TRISTE TRISTE TRISTE
Não se trata apenas do Sul Global, trata-se da Maioria Global – uma expressão que utilizo agora porque é mais precisa e apropriada.
Vijay, adoro seu uso da arte.
Será realmente uma transição ou será uma guerra global multipolar para desafiar o domínio global do império militar anglo-euro, uma guerra que é intensa em muitas frentes e económica, cultural, ideológica e ecológica em todas as frentes?
A ONU tem 2 agendas, uma é impulsionada pela esperança de justiça que representa muitas nações e diz muitas coisas verdadeiras, mas praticamente não tem poder sério, e a outra agenda é impulsionada pelas nações ocidentais ricas que têm planos de continuar a tratar as ex-colónias como locais de extracção de recursos nos quais não se pode confiar para eleger os seus próprios líderes ou para negociar de forma justa nos mercados internacionais. Esta agenda ocidental utiliza frequentemente a linguagem da justiça, mas na verdade continua a reivindicar um controlo firme sobre a violência, sobre o controlo dos activos financeiros e dos recursos globais, e sobre o poder de exercer pressão para conseguirem tudo o que quiserem.
O aumento dos gastos militares globais e das guerras é uma medida exacta do fracasso central da ONU tal como está actualmente configurada e liderada pelo conselho de segurança dominado pelo Ocidente, e não só isso, mas é uma medida exacta de quem consegue quebrar as regras usando guerras. , espiões, extração de recursos ecodestrutivos e bloqueios, e de quem se espera que obedeça às regras. A estrutura central da ONU parece mais com proprietários e escravos do que com uma ferramenta para todas as nações trabalharem juntas pela paz.
Do artigo:
“Nem uma única vez no relatório a ONU se refere a qualquer país específico, nem procura identificar adequadamente as potências emergentes. ”
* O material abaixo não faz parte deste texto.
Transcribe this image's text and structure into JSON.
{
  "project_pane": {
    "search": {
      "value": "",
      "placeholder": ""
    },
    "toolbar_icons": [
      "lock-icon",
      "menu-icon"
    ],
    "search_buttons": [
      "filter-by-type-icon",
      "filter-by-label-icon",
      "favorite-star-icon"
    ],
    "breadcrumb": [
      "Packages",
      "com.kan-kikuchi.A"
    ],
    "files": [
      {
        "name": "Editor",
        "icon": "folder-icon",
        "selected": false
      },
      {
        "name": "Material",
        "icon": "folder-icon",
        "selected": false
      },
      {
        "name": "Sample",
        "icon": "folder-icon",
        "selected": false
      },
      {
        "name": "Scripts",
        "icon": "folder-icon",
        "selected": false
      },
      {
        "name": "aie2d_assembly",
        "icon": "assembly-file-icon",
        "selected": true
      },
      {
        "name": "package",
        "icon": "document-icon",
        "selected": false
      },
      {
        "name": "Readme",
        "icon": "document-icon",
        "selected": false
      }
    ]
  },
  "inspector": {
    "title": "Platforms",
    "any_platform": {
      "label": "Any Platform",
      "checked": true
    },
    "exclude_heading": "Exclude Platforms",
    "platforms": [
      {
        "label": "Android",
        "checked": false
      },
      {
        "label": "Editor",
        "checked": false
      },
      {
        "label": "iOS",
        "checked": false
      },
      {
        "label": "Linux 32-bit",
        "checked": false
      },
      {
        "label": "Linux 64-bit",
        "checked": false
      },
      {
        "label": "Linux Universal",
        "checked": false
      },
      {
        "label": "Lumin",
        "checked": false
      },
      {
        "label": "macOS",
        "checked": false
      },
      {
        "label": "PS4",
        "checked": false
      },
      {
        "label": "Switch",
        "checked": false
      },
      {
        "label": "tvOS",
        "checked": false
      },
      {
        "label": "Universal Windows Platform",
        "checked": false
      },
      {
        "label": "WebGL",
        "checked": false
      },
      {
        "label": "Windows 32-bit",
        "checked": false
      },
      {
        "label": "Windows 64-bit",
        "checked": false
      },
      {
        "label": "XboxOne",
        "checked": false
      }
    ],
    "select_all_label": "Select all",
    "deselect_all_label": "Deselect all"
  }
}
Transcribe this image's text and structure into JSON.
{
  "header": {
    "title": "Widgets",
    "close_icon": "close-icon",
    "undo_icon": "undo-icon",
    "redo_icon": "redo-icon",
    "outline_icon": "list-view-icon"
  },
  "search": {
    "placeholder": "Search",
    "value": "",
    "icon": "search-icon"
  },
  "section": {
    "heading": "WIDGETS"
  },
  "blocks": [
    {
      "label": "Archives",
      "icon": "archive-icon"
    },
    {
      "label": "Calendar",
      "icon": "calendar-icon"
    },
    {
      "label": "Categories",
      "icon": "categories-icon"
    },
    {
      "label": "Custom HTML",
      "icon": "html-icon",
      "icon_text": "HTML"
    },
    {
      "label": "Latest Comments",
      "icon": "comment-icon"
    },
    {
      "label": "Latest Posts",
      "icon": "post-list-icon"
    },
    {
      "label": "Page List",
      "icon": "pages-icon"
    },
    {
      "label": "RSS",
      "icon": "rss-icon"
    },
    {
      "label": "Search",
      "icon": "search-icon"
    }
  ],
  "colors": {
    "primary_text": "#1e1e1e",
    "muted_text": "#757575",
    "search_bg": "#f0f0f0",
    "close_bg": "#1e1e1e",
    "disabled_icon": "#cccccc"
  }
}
Bem, eles não podem, podem? Eles não podem perturbar o carrinho de maçãs, podem? Eles têm que obedecer à “ordem baseada em regras”, não é? “Direito Internacional” que se dane.
hxxps://www.cambridge.org/core/journals/leiden-journal-of-international-law/article/choice-before-us-international-law-or-a-rulesbased-international-order/7BEDE2312FDF9D6225E16988FD18BAF0
Oh, América – e outras nações estranhas na Europa – para citar o antigo Rodney King – “Podemos todos nos dar bem?”
Honestamente, só temos um planeta – então, a menos que você encontre um semelhante a este e próximo o suficiente para onde se mudar – nada mudará.
Cantemos; “Meu país é, eu vejo, terra da hipocrisia – você me faz chorar.”
Os EUA nunca participarão em quaisquer acordos de controlo de armas porque isso é tudo o que lhe resta. Todo o resto foi perdido devido às suas políticas económicas falidas e ao abandono do seu próprio povo em favor do militarismo e da dominação mundial. — Muito parecido com a Roma antiga.
“abandono do seu próprio povo em favor do militarismo e da dominação mundial. Muito parecido com a Roma antiga”
Engraçado, mas atualmente estou assistindo a série em DVD “Roma”. As maquinações, a decadência e a intriga/corrupção/traição política, etc., são exactamente como hoje. (Mas sem eletricidade ou telefones celulares.)
E, no entanto, os gastos militares continuam a aumentar a um ritmo surpreendente, com o Ocidente, que inclui a Índia, a liderar o grupo. Surpreendentemente incompreensível.